Question

A block of mass M has a circular cut with a frictionless surface as shown. The block rests on the horizontal frictionless surfaced of a fixed table. Initially the right edge of the block is at x = 0, in a coordinate system fixed to the table. A point mass m is released from rest at the topmost point of the path as shown and it slides down. When the mass loses contact with the block, its position is x and the velocity is v. At that instant, which of the following option is/are correct ?
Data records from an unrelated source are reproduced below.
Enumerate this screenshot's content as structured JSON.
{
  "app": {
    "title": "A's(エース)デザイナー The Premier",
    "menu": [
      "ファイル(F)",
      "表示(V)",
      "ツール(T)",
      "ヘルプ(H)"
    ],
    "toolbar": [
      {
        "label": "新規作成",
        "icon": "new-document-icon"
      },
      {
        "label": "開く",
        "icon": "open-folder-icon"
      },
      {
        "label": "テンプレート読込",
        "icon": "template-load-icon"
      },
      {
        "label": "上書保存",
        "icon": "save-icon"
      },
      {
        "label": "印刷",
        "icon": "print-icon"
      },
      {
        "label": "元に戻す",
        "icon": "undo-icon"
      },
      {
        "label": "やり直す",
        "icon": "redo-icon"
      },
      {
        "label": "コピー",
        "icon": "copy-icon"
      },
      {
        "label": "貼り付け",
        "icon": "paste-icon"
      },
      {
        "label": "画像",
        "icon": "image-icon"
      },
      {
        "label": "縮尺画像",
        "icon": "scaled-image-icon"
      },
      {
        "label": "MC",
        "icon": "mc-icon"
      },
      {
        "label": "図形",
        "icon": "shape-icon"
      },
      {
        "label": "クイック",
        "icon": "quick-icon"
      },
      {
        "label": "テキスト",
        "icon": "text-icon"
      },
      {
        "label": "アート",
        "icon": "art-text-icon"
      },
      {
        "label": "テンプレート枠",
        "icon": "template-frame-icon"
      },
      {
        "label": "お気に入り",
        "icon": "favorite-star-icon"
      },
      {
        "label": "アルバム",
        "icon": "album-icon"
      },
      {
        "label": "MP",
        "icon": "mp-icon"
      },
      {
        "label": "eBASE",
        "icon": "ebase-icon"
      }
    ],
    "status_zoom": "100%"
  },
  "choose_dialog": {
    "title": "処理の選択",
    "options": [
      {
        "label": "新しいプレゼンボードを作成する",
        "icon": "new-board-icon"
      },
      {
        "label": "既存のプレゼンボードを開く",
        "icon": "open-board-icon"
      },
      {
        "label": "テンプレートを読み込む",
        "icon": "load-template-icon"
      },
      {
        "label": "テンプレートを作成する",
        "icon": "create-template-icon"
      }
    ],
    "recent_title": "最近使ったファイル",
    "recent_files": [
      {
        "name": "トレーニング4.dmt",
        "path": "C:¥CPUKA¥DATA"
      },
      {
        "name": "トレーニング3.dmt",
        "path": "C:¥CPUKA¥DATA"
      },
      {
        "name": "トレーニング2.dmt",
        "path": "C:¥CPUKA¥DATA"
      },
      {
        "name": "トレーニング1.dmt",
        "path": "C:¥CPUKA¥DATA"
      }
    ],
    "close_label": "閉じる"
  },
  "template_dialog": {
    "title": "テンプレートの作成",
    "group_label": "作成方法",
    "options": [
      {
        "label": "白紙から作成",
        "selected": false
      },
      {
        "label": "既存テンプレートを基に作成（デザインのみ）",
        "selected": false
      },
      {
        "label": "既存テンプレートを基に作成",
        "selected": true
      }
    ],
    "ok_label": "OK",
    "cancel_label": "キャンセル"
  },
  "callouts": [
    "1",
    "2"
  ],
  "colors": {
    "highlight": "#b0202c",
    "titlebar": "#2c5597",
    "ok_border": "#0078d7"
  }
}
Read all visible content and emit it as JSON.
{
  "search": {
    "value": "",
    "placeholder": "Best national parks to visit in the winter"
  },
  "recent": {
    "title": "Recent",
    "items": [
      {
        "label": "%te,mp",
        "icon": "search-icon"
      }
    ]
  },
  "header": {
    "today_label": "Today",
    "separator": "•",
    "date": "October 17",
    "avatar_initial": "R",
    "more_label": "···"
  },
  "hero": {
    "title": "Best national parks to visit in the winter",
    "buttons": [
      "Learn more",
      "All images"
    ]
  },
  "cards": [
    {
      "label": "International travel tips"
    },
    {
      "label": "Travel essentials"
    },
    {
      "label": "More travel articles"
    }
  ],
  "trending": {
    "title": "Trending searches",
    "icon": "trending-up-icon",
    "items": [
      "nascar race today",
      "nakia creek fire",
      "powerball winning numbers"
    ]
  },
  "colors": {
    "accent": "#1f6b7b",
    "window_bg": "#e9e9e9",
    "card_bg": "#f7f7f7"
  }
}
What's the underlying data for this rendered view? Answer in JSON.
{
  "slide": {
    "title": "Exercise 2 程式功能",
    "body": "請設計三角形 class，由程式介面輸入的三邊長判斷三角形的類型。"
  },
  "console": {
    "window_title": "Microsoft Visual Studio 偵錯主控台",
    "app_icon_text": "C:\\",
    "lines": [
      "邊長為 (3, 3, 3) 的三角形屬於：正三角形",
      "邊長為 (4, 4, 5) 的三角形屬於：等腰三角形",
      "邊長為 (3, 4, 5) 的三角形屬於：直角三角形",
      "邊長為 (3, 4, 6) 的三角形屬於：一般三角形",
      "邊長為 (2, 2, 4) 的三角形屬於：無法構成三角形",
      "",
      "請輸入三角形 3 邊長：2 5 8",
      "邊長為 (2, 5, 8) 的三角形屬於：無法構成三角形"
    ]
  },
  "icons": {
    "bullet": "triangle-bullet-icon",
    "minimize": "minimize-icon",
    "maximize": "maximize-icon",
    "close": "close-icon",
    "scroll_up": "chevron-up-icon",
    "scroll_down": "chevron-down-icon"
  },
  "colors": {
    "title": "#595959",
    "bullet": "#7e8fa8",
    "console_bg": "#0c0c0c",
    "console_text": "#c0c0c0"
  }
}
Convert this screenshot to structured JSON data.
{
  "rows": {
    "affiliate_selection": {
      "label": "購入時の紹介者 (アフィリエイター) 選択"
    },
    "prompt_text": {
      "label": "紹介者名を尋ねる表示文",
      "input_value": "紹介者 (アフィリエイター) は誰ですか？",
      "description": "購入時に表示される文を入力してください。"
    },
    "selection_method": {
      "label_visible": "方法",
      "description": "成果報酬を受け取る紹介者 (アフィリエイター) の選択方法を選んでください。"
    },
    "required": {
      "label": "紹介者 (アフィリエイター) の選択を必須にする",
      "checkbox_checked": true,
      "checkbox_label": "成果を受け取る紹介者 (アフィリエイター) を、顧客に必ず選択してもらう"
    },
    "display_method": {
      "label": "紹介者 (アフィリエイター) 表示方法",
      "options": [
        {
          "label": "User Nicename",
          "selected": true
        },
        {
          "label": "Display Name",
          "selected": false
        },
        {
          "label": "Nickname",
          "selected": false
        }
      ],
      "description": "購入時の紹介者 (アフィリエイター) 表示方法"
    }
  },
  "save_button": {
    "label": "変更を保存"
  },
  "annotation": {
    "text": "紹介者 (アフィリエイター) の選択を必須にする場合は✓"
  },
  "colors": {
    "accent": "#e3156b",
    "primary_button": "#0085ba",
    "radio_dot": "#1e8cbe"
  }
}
• A. The velocity of the point mass m is $v=\sqrt{\frac{2gR}{1+\frac{m}{M}}}$.
• B. The x component of displacement of the centre of mass of the block M is $-\frac{mR}{M+m}$.
• C. The position of the point mass is x= $-\sqrt{2}\frac{mR}{M+m}$.
• D. The velocity of the block M is V= $-\frac{m}{M}\sqrt{2gR}$.

Answer 1

Answer: (A), (B)

The correct options are
A

The velocity of the point mass m is $v=\sqrt{\frac{2gR}{1+\frac{m}{M}}}$.

B

The x component of displacement of the centre of mass of the block M is $-\frac{mR}{M+m}$.

As net external force is zero, centre of mass remains at rest.
Hence, $(m+M)x+mR=0\Rightarrow x=\frac{-mR}{m+M}$

Conserving momentum, $m{V}_1=M{V}_2$
Conserving energy, $\frac{1}{2}m{V}_1^2+\frac{1}{2}M{V}_2^2=mgR$
Solving we get, $V_1=\sqrt{\frac{2gR}{1+\frac{m}{M}}}$